Beat lying awake worrying at night by Active Worrying

October 8th, 2006 by Sit up a Tree

Insomnia Scream - Beat lying awake worrying at night by Active WorryingInsomnia is often caused by worry.  Lying awake in your bed, the gentle winding down process can become crowded out by troublesome worries. Each unsettling thought brings another with it, compounding the stress and banishing any chance of a good night’s sleep.


If like me you’ve tried other relaxation techniques, such as deep breathing and meditation, you may have found it hard because those methods often involve trying to think of nothing,  and at the end of a long day it can be hard to stop your list of worries forcing their way in.

Here’s where Active Worrying comes in.  Instead of lying in your bed letting the negative thoughts pile up, stop the process by actively concentrating your mind on the positive.  The difference from normal relaxation is that you try to think of something, instead of trying to think of nothing.  While you’re doing this breathe deeply, making your outbreaths longer than your inbreaths.  Relax your body by scrunching up your feet, then relaxing your muscles.  Now move up to your calves, knees, gluts, abs etc  tensing and relaxing each set of muscles in turn.

Active Worrying to beat Insomnia

This means for example if you’re worrying about the list of things you need to do, turn it around by focussing on the things that you’ve already achieved.  Make a mental picture of your achievements. If you’re worried about a pile of invoices on your desk waiting to be entered into your accounts and you don’t know when you’re going to get the time, picture instead the pile that you’ve managed to do already, picture your diary with a block of time set aside to do it or visualize yourself getting them done. Actively explore the idea of solving your problem.  If your brain chips in with worries such as ‘but I can’t possibly get them all done in time’ push that thought away and make the positive picture bigger and more real.  Now with this technique you’ll find your mind wandering, as long as it doesn’t wander back to your worries, that’s fine.  If you do find your thoughts are anxious again, focus again on the positive images and restart the breathing and muscle relaxation.

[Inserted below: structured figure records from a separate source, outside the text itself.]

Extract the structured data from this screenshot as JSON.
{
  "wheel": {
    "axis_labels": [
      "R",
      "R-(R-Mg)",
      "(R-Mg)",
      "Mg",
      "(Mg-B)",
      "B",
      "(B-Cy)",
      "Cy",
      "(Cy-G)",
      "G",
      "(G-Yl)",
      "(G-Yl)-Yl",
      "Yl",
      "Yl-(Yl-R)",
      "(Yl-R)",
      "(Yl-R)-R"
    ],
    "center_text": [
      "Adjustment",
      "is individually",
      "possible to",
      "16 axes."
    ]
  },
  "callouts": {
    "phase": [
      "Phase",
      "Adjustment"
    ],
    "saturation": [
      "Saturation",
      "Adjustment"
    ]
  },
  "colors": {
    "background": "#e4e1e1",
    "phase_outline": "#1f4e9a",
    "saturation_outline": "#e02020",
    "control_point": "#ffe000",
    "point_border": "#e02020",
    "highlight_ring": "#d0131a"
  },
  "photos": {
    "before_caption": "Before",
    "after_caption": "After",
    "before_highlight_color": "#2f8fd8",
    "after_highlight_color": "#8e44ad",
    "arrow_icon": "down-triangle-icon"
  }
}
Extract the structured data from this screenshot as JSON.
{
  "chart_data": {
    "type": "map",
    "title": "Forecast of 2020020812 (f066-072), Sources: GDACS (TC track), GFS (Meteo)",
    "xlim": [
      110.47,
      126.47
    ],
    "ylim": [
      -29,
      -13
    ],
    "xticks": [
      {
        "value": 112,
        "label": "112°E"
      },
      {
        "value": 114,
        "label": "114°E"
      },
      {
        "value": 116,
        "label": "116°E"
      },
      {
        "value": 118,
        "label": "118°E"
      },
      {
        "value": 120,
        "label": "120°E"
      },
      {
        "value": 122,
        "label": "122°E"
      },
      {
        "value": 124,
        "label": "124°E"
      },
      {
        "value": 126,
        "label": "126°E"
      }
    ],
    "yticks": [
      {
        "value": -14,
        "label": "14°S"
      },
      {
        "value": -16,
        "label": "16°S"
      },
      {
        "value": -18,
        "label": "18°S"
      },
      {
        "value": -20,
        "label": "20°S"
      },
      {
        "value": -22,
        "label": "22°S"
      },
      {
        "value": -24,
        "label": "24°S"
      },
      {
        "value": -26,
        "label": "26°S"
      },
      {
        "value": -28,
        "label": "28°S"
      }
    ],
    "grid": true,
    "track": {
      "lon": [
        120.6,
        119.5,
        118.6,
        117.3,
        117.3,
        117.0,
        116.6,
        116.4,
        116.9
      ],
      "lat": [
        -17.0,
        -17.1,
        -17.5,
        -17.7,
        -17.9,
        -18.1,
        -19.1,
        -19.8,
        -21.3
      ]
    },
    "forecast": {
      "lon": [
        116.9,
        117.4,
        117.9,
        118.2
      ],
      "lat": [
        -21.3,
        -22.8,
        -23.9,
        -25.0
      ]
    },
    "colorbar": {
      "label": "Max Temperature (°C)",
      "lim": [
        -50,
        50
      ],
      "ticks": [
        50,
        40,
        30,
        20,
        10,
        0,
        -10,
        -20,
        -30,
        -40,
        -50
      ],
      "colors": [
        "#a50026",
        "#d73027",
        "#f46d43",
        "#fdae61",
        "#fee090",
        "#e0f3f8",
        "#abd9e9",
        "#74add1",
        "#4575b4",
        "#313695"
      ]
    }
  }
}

If your worried because your house is a mess, focus on the cleaning and tidying that you’ve already done.  Picture the swept floor, or the washed dishes.  Mentally open up your drawers and see the clean, folded clothes.  If they’re not folded yet, don’t picture them in a mess.  Visualize yourself folding each item.  Try the task on for size. Next time you open that drawer you’ll probably find yourself quickly and quietly folding  each item in the drawer rather than adding the need to get it done to your worry list (that will come back and haunt you later when you’re trying to sleep!)  As you pursue these images, you probably won’t notice yourself getting sleepier and sleepier.  In fact try not to think about sleeping at all.  Just let that be one of your worries that you dismiss, instead replace it with an image of yourself relaxed and calm and in control of your thoughts.  If you find yourself back with your worries, simply dismiss them again and go back to your folding, breathing and relaxing!  You’ll be waking up refreshed the next morning before you know it.

‘Solving the Insoluble’ Insomnia

OK, so those were simple problems, mostly issues of time and procrastination.  What if you’re struggling with a more esoteric problem that doesn’t have a readily available solution?  How do you stop your worrying then?  Well, first things first, try and watch how you worry about that problem.  If you’re lying in bed at 3am looking at the ceiling and thinking ‘I’ll never find an answer to this problem in time’ or ‘I’m such an idiot. I’ll never figure this out’ the first thing you need to do is halt those thoughts.  Every time a thought like that appears push it away.  Don’t allow yourself to go down that mental path.  Take a deep breath, in through the nose out through the mouth, remembering to make the out-breath longer than the in, and relax your muscles one by one.  Now to stop those damaging negative thoughts coming back, try to do some active worrying about the problem.  See it in your head.  Visualize all its parts.  Think the process through from start to finish (or at least as far as you got before you hit a wall).  Instead of focussing on the wall, see beyond it.  Think about how you would like things to be, how you wish everything would turn out, how great the solution will make you feel.  And let yourself feel great, as if you’ve just come up with the solution.  (Push any thoughts right away!) Relax and tell yourself you did a great job.  Still breathing and relaxing your muscles, let your mind wander off to sleep while picturing the steps.  If you can’t visualize the solution, just skip that step and move to the next one, when the problem’s solved.  Now as you drift off to sleep, you can set your unconscious brain loose on the problem.

Let your mind make the leaps while you’re asleep!  Your unconcsious mind is a brilliant problem solving engine!  It isn’t hampered by the internal criticism that your conscious mind constantly offers and it is creative in a way that the conscious brain couldn’t hope to be!  Many’s the time I’ve used Active Worrying to focus on a problem to let my brain figure out the answers while I drift off to sleep, and in the morning the most surprising and creative solutions were waiting to greet me – sometimes when I woke up or other times the answer would just pop into my head later in the day. Amazing!